The init method of Stepper
has an additional
non_unit_g_factor
argument which is a flag enabling
handling of the G factor term which can be used to
represent coordinate transformations.
Instances of the Solver
class are used to control
the integration and access solution data. During instantiation,
additional memory required by the solver is
allocated according to the options provided.
The only method of the Solver
class besides the
init is advance(self, nt: int, mu_coeff: float = 0)
which advances the solution by nt
timesteps, optionally
taking into account a given value of diffusion coefficient.

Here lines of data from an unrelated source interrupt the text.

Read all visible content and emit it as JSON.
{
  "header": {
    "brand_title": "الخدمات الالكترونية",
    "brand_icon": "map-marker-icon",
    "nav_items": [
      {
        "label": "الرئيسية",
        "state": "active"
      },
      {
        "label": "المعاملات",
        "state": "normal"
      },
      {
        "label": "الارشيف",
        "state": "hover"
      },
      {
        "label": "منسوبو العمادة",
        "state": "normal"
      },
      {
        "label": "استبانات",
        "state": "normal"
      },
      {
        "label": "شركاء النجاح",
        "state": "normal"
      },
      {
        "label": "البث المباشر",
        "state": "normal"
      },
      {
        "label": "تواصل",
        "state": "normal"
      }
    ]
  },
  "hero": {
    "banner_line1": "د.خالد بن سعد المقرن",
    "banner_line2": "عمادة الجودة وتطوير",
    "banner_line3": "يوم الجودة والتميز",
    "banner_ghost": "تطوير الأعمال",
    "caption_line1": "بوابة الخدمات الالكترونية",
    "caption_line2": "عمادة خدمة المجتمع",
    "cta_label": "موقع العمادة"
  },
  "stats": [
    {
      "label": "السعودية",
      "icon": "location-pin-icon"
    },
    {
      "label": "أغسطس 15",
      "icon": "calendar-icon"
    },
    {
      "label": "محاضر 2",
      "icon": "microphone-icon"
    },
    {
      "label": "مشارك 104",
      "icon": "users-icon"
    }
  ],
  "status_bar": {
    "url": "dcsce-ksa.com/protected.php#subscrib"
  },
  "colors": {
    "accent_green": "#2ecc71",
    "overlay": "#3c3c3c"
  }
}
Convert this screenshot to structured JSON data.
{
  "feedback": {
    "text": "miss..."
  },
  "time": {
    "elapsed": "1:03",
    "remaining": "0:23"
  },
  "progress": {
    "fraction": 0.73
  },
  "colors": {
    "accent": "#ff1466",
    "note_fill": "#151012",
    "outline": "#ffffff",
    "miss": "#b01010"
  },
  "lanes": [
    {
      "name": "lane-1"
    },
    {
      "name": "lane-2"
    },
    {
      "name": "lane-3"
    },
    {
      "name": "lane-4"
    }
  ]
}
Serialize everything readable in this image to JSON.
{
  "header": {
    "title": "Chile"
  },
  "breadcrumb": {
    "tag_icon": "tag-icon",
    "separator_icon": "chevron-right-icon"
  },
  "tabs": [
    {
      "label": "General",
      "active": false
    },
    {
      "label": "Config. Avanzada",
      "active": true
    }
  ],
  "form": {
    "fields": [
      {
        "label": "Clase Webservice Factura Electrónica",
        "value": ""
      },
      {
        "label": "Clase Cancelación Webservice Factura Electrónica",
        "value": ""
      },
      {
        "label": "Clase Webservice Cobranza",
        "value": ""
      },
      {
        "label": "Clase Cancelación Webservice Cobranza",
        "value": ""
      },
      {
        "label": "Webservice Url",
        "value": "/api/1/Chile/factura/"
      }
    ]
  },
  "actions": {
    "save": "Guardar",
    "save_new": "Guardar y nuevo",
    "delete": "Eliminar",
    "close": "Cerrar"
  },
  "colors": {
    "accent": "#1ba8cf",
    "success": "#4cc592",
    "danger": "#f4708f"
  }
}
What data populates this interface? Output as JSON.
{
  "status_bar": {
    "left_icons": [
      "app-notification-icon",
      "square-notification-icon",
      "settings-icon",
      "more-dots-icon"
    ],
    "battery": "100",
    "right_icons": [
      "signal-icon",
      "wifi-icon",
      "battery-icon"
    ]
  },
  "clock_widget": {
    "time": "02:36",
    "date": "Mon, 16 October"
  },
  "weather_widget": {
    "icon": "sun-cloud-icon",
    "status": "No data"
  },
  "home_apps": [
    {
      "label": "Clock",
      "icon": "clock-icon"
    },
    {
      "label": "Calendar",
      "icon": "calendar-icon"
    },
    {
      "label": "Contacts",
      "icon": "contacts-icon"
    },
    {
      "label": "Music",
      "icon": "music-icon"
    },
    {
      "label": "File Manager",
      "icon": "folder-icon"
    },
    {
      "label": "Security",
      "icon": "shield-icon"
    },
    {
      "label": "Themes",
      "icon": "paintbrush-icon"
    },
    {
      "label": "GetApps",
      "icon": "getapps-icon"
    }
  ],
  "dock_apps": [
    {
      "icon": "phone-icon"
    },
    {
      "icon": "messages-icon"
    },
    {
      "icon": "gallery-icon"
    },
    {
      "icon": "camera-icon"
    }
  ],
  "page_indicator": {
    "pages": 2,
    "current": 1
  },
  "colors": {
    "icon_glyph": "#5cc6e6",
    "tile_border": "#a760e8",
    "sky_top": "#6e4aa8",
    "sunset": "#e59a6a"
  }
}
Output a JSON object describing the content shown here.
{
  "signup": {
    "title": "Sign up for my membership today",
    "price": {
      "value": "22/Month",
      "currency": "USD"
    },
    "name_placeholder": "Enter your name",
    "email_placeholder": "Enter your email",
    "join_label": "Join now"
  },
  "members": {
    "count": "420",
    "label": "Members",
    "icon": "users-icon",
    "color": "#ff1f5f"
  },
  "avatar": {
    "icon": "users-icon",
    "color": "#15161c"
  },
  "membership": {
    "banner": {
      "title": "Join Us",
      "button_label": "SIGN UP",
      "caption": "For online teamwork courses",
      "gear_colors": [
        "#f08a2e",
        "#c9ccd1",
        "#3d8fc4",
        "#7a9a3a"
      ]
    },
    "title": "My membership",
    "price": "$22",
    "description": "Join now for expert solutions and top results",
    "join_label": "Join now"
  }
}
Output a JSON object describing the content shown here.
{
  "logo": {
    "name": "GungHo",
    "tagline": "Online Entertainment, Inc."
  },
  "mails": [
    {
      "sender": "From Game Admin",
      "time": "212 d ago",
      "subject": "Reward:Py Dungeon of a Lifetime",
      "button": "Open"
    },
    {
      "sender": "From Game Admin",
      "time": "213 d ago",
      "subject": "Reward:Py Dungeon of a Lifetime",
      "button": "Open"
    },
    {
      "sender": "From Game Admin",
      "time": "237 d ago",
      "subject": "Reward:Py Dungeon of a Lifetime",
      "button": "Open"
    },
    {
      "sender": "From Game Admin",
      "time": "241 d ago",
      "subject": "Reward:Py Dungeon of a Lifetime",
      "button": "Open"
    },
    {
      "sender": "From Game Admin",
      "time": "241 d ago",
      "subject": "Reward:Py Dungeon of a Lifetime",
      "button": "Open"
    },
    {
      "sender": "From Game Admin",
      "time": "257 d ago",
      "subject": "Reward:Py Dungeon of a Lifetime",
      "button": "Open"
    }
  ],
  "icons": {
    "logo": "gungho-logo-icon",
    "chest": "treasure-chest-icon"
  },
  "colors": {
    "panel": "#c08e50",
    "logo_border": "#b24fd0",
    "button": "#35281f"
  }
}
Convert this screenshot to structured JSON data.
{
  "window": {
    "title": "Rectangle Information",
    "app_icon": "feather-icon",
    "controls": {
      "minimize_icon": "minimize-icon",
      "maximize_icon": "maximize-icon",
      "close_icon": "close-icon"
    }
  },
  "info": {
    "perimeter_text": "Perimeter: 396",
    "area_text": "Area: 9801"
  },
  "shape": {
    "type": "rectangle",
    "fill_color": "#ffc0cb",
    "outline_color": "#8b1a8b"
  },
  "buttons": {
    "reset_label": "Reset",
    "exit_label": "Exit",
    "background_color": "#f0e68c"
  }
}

Solution state is accessible through the Solver.curr
property.
Continuing with the above code snippets, instantiating a solver and making one integration step looks as follows:
from MPyDATA import Solver
solver = Solver(stepper=stepper, advectee=advectee, advector=advector)
solver.advance(nt=1)
state = solver.curr.get()
The methods grouped in the Factories
class are meant to
automate instantiation of steppers, scalar and vector fields.
All factories take float numbers and Numpy arrays as arguments,
and hide instantiation of ScalaField
or VectorField
from
the user.
At present, the API of factories is not stable, hence it's best to look around the examples for actual usage examples.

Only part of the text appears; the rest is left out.